La règle de décision est simple : accès fréquent, prenez du self-stockage intra-muros ; stockage dormant, sortez de Paris et acceptez le préavis d'accès.
Pourquoi Paris coûte deux fois plus
Le prix d'un mètre cube stocké suit le prix du mètre carré construit, et Paris détient les deux records. Un opérateur qui loue un entrepôt dans le 15e arrondissement répercute un foncier sans rapport avec celui d'une zone d'activité de Seine-et-Marne.
Les fourchettes constatées, pour un box en libre accès :
| Zone | 5 m³ par mois | 10 m³ par mois |
|---|---|---|
| Paris intra-muros | 100 à 150 € | 180 à 280 € |
| Petite couronne | 70 à 110 € | 130 à 200 € |
| Grande couronne et Seine-et-Marne | 50 à 90 € | 90 à 160 € |
Le rapport est constant : s'éloigner de Paris divise le loyer mensuel par deux, mais ajoute un trajet à chaque accès au box. Le calcul bascule selon la fréquence à laquelle vous comptez y retourner.
L'écart entre le 11e arrondissement et Marne-la-Vallée dépasse 40 % sur un an de stockage. Pour 10 m³ pendant douze mois, cela représente 1 200 à 1 400 € de différence — plus que le coût du déménagement lui-même.
La contrepartie est le temps de trajet. Un box en grande couronne suppose une voiture, une heure aller-retour et une réservation du créneau d'accès chez certains opérateurs. La question à trancher n'est donc pas le prix seul, mais le prix rapporté au nombre de visites prévues.
Les trois formules, sans confusion possible
Le self-stockage
Vous louez un box fermé dans un bâtiment sécurisé, avec votre propre cadenas et un accès libre, souvent de 6 h à 22 h, parfois 24 heures sur 24. Vous rangez et reprenez vos affaires quand vous voulez.
Pour qui : les stockages de transition avec allées et venues, les professionnels, les étudiants entre deux logements.
Prix parisien : 100 à 150 € pour 5 m³, 180 à 280 € pour 10 m³.
Le piège : le volume annoncé correspond au sol multiplié par la hauteur totale, y compris les 40 centimètres sous plafond que personne n'atteint sans échelle. Un « 5 m³ » utile fait plutôt 4 m³.

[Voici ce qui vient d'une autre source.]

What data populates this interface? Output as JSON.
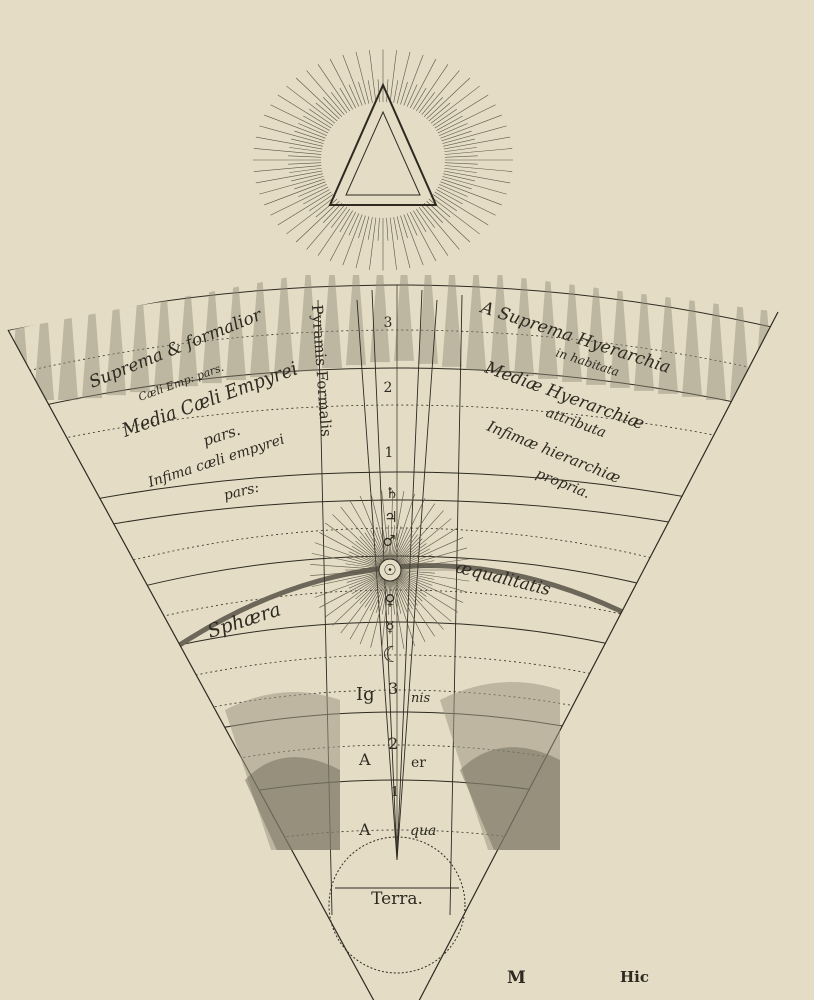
{
  "diagram": {
    "colors": {
      "paper": "#e4dcc4",
      "ink": "#2e2a22"
    },
    "left_labels": {
      "suprema": "Suprema & formalior",
      "suprema_sub": "Cæli Emp: pars.",
      "media": "Media Cæli Empyrei",
      "media_sub": "pars.",
      "infima": "Infima cæli empyrei",
      "infima_sub": "pars:"
    },
    "pyramid_label": "Pyramis Formalis",
    "right_labels": {
      "suprema": "A Suprema Hyerarchia",
      "suprema_sub": "in habitata",
      "media": "Mediæ Hyerarchiæ",
      "media_sub": "attributa",
      "infima": "Infimæ hierarchiæ",
      "infima_sub": "propria."
    },
    "upper_numbers": [
      "3",
      "2",
      "1"
    ],
    "planet_symbols": [
      "♄",
      "♃",
      "♂",
      "☉",
      "♀",
      "☿",
      "☾"
    ],
    "sphere_label_left": "Sphæra",
    "sphere_label_right": "æqualitatis",
    "elements": [
      {
        "number": "3",
        "left": "Ig",
        "right": "nis"
      },
      {
        "number": "2",
        "left": "A",
        "right": "er"
      },
      {
        "number": "1",
        "left": "A",
        "right": "qua"
      }
    ],
    "earth_label": "Terra.",
    "footer": {
      "signature": "M",
      "catchword": "Hic"
    }
  }
}
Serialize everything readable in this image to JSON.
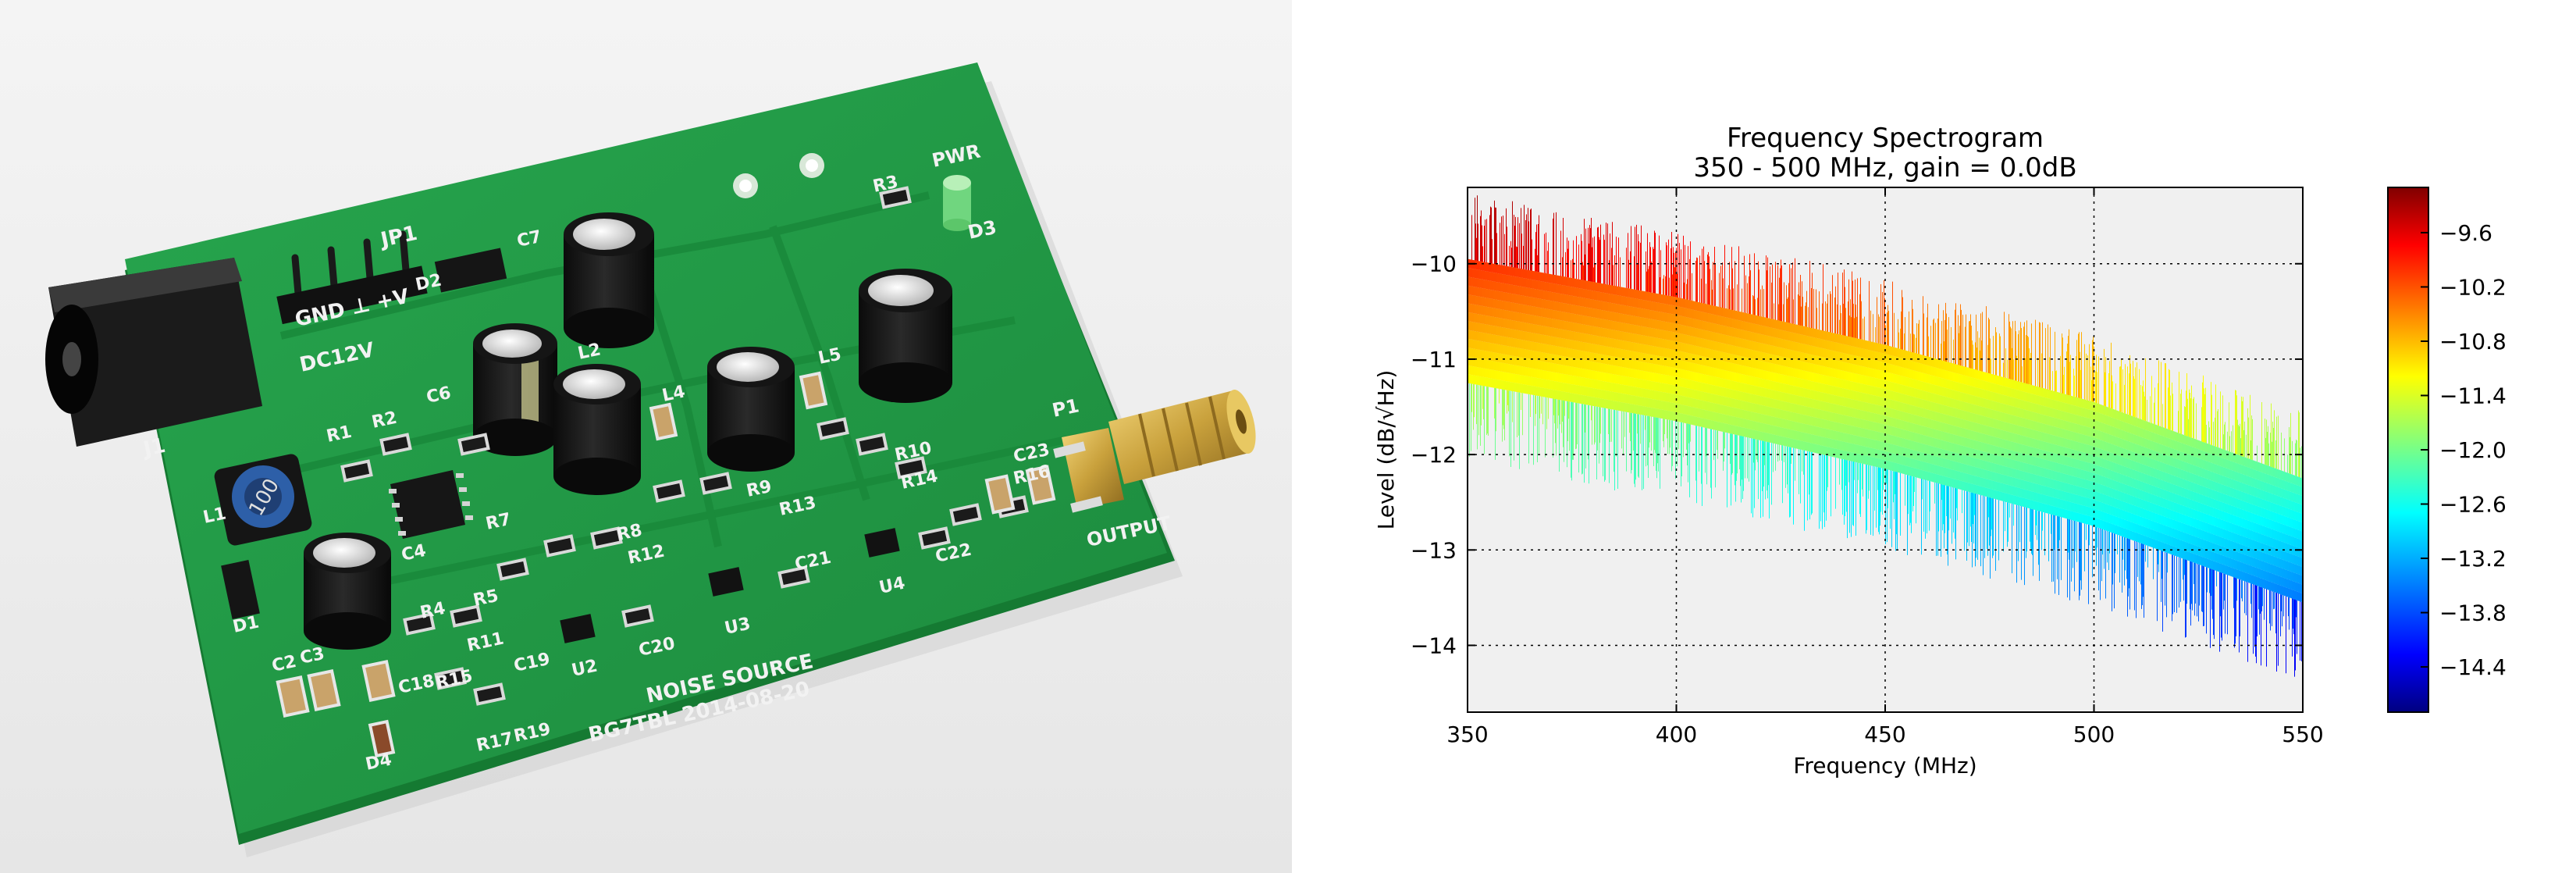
{
  "photo": {
    "board_text": {
      "jp1": "JP1",
      "gnd_v": "GND ⊥ +V",
      "dc12v": "DC12V",
      "j1": "J1",
      "pwr": "PWR",
      "d3": "D3",
      "p1": "P1",
      "output": "OUTPUT",
      "noise_source": "NOISE SOURCE",
      "signature": "BG7TBL 2014-08-20",
      "refs": [
        "R1",
        "R2",
        "R3",
        "C6",
        "C7",
        "D2",
        "L1",
        "L2",
        "L4",
        "L5",
        "R4",
        "R5",
        "R7",
        "R8",
        "R9",
        "R10",
        "R11",
        "R12",
        "R13",
        "R14",
        "R15",
        "R16",
        "R17",
        "R19",
        "C2",
        "C3",
        "C4",
        "C18",
        "C19",
        "C20",
        "C21",
        "C22",
        "C23",
        "U2",
        "U3",
        "U4",
        "D1",
        "D4"
      ],
      "inductor_marking": "100"
    }
  },
  "chart_data": {
    "type": "heatmap",
    "title": "Frequency Spectrogram",
    "subtitle": "350 - 500 MHz, gain = 0.0dB",
    "xlabel": "Frequency (MHz)",
    "ylabel": "Level (dB/√Hz)",
    "xlim": [
      350,
      550
    ],
    "ylim": [
      -14.7,
      -9.2
    ],
    "xticks": [
      350,
      400,
      450,
      500,
      550
    ],
    "yticks": [
      -10,
      -11,
      -12,
      -13,
      -14
    ],
    "grid": true,
    "plot_background": "#f0f0f0",
    "trend": {
      "x": [
        350,
        400,
        450,
        500,
        550
      ],
      "y_mean": [
        -10.6,
        -11.0,
        -11.5,
        -12.1,
        -12.9
      ],
      "y_spread": 1.3
    },
    "colorbar": {
      "range": [
        -14.9,
        -9.1
      ],
      "ticks": [
        "-9.6",
        "-10.2",
        "-10.8",
        "-11.4",
        "-12.0",
        "-12.6",
        "-13.2",
        "-13.8",
        "-14.4"
      ],
      "colormap": "jet"
    }
  }
}
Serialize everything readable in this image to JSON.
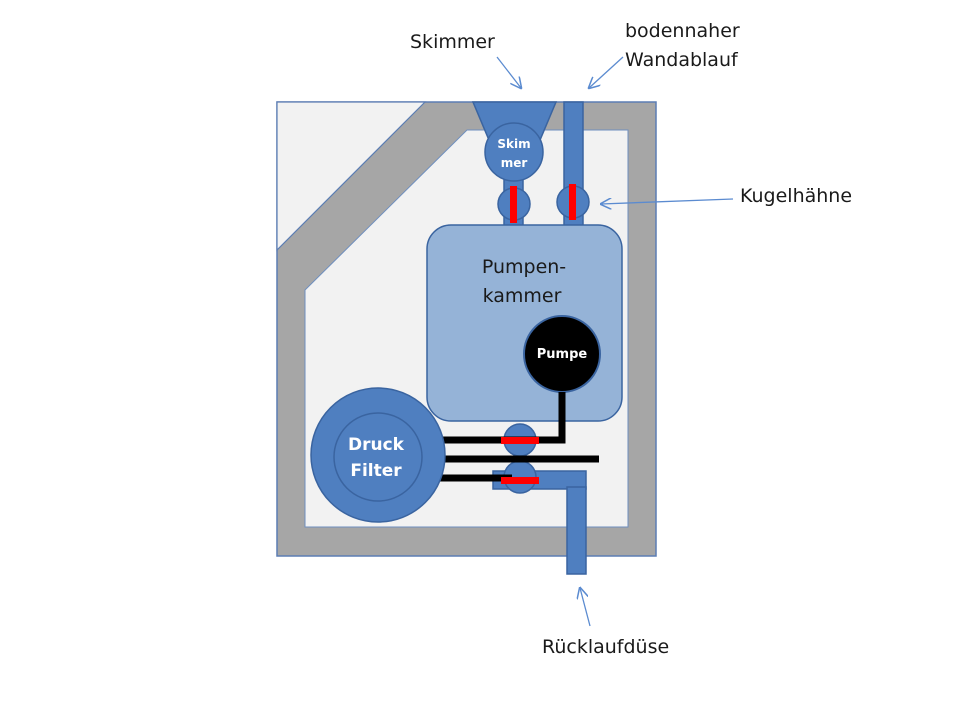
{
  "labels": {
    "skimmer": "Skimmer",
    "drain_line1": "bodennaher",
    "drain_line2": "Wandablauf",
    "ball_valves": "Kugelhähne",
    "return_nozzle": "Rücklaufdüse"
  },
  "components": {
    "skimmer_line1": "Skim",
    "skimmer_line2": "mer",
    "chamber_line1": "Pumpen-",
    "chamber_line2": "kammer",
    "pump": "Pumpe",
    "filter_line1": "Druck",
    "filter_line2": "Filter"
  },
  "colors": {
    "wall": "#a6a6a6",
    "wall_stroke": "#5b7db3",
    "interior": "#f2f2f2",
    "pipe": "#4f7fc0",
    "pipe_stroke": "#3a64a0",
    "chamber": "#95b3d7",
    "valve_handle": "#ff0000",
    "black_pipe": "#000000",
    "pump": "#000000",
    "arrow": "#5b8bd0"
  }
}
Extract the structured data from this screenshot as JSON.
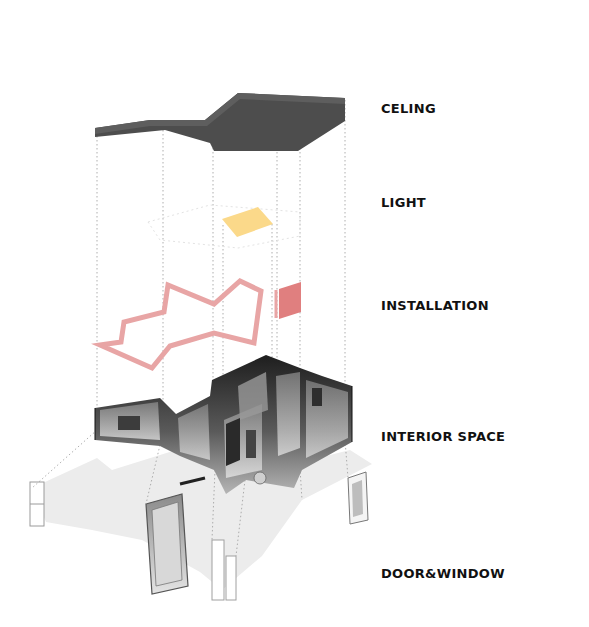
{
  "diagram": {
    "labels": [
      "CELING",
      "LIGHT",
      "INSTALLATION",
      "INTERIOR SPACE",
      "DOOR&WINDOW"
    ]
  }
}
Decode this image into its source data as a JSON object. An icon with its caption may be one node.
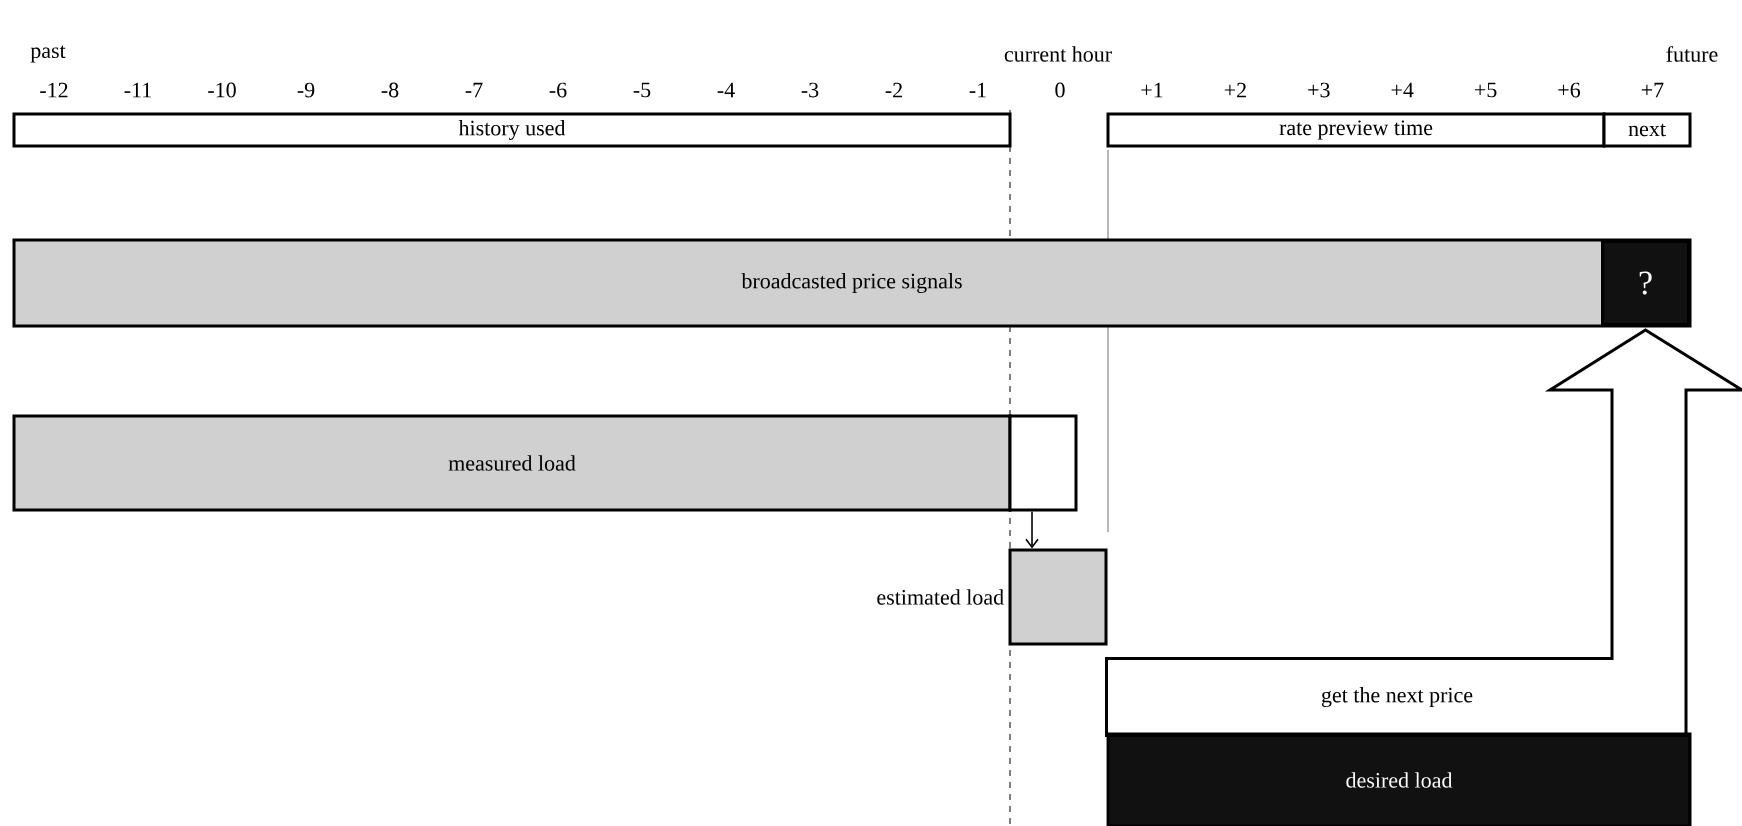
{
  "diagram": {
    "nodes": [
      {
        "text": [
          "history used"
        ]
      },
      {
        "text": [
          "rate preview time"
        ]
      },
      {
        "text": [
          "next"
        ]
      },
      {
        "text": [
          "broadcasted price signals"
        ]
      },
      {
        "text": [
          "?"
        ],
        "in": 3
      },
      {
        "text": [
          "measured load"
        ]
      },
      {
        "text": [],
        "shape": "box"
      },
      {
        "text": [
          "estimated load"
        ]
      },
      {
        "text": [
          "get the next price"
        ]
      },
      {
        "text": [
          "desired load"
        ]
      }
    ],
    "edges": [
      {
        "from": 6,
        "to": 7,
        "arrow": "to"
      },
      {
        "from": 8,
        "to": 4,
        "arrow": "to",
        "style": "thick"
      }
    ],
    "labels": [
      "past",
      "current hour",
      "future",
      "-12",
      "-11",
      "-10",
      "-9",
      "-8",
      "-7",
      "-6",
      "-5",
      "-4",
      "-3",
      "-2",
      "-1",
      "0",
      "+1",
      "+2",
      "+3",
      "+4",
      "+5",
      "+6",
      "+7"
    ]
  }
}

Le garde-meuble traditionnel
Vos affaires sont chargées dans un conteneur bois scellé, entreposé dans un entrepôt. L'accès demande un préavis de 24 à 72 heures et se fait en présence d'un employé.
Pour qui : les stockages dormants de plusieurs mois, les expatriations, les ventes immobilières en attente.
Prix : 30 à 60 % moins cher que le self-stockage à volume égal, souvent 60 à 120 € par mois pour l'équivalent de 10 m³ en périphérie.
Le piège : le transport. La manutention aller et retour se facture, entre 150 et 400 € par mouvement selon le volume et la distance.
Le stockage entre particuliers
Des plateformes mettent en relation des propriétaires de caves, garages ou greniers avec des personnes cherchant du volume.
Pour qui : les petits volumes, les budgets serrés, les durées courtes.
Prix : 30 à 80 € par mois pour 5 m³ à Paris.
Le piège : l'assurance et la sécurité. Une cave d'immeuble n'a ni contrôle d'humidité, ni gardiennage, ni garantie contre le dégât des eaux. À réserver aux affaires dont la perte serait supportable.
Ce que le prix affiché ne dit pas
Le tarif mensuel mis en avant sur les sites d'opérateurs est presque toujours un prix d'appel, souvent le premier mois à un euro. Les postes à additionner pour connaître le coût réel :
L'assurance : obligatoire chez la plupart des opérateurs, 10 à 30 € par mois selon la valeur déclarée. Vérifiez d'abord votre contrat habitation : certaines formules couvrent déjà les biens entreposés hors du domicile.
Les frais de dossier : 20 à 50 € à l'entrée chez de nombreux opérateurs.
Le cadenas : imposé, 15 à 30 €, parfois à leur norme.
Le transport : c'est le poste décisif. Un aller-retour depuis un appartement parisien vers un box de périphérie coûte 150 à 400 € avec des professionnels, ou une journée de location d'utilitaire à 90 à 160 €.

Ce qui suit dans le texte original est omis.